Quand nous roulons et que le soleil est fort, nous coinçons dans les vitres arrières des draps qui protègent les enfants. En général nous n'obstruons qu'un seul côté à la fois. Ce jour là, celui du départ et de la longue route, le soleil est très fort et brûle de partout, nous accrochons donc deux draps, un à gauche, l'autre à droite. Au stop, je vois bien que je ne vois pas, mais comme j'ai fait gauche-droite avec ma tête, je me sens autorisée à démarrer. Nous sommes partis, je me dis, on doit pouvoir faire avec les angles morts rendus aveugles. Je démarre et mes passagers aussi par la force des choses. Je vois mon mari se ratatiner sur son siège en regardant par la fenêtre et dans le rétroviseur soudain très proche une voiture qui n'y était pas. Mon mari dit sa peur et me regarde, sa confiance ébranlée. J'essaie d'afficher un profil concentré qui puisse convaincre. Mon fils m'appelle.

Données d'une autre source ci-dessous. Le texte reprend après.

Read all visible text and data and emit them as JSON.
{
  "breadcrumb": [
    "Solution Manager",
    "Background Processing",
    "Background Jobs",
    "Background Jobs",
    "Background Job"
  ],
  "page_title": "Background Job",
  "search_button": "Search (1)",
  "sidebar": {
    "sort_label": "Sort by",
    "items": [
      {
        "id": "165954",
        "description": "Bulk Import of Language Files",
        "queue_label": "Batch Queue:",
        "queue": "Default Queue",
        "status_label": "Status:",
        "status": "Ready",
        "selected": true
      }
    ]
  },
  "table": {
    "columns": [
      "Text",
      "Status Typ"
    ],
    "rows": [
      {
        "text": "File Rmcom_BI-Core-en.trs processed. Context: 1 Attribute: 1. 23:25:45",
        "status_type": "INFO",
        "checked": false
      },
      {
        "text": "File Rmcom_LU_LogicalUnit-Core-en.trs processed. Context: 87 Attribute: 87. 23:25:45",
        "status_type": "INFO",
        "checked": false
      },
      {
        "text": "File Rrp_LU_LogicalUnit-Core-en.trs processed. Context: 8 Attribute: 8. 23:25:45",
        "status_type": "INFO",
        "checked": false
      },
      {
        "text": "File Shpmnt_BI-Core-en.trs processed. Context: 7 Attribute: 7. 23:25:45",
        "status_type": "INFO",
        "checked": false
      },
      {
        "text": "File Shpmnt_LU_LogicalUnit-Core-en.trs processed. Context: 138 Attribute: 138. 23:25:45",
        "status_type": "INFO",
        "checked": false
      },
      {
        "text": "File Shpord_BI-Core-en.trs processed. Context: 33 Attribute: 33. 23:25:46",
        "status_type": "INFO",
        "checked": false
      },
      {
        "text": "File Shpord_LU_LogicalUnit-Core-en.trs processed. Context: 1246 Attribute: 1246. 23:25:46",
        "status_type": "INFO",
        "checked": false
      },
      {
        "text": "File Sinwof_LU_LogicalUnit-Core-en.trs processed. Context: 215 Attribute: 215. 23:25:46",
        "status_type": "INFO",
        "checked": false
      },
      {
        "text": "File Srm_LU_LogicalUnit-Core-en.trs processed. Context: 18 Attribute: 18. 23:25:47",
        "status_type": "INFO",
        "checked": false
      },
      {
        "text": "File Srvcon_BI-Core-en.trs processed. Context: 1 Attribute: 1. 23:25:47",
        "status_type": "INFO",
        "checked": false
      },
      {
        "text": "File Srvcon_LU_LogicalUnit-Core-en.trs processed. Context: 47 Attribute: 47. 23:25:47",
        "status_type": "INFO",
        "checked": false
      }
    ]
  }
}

Je veux dire que je ne peux pas mais du coin de l'œil je vois : il me tend de l'arrière gentiment mais fermement mes grosses lunettes rouges.

chien de prairie

Vers les deux heures du matin, souvent c'est son heure. Elle s'agite, griffe les draps. Et puis immanquablement à force elle se réveille. Elle a alors cette façon si particulière qu'ont les tout petits de s'assoir : elle entreprend de s'assoir. Le corps en entier impliqué qui décompose parfaitement l'action, pourtant m'échappe maintenant l'ordre exact de ses gestes. Une fois assise, elle cherche des yeux les miens, ses mains sur les genoux.

18 août 2008

Le vol de la mouette

Je suis debout sur la plage. Le sandwich dans une main, deux tranches collées l’une sur l’autre avec au milieu de la tartinade. Mon mari l’a préparé ; deux tranches plutôt qu’une seule pliée en deux. Je suis devant la mer, debout, le sandwich tenu haut proche de mon visage . Je regarde mon fils sans doute, et aussi la mer. Je mange, attentive mais pas certaine d'être vraiment là. Et puis comme une réalité qui me réveille, je sens une poussée, derrière, quelque chose d’un peu chaud contre mon épaule. Le sandwich emporté, mes mains vides et la mouette déjà haut au-dessus des vagues. Le visage de mon fils en face de moi, un léger dégoût du contact avec l’animal, les cris des deux touristes derrière, leur stupéfaction : il faut se rendre à l’évidence, je me suis fait chourave mon sandwich.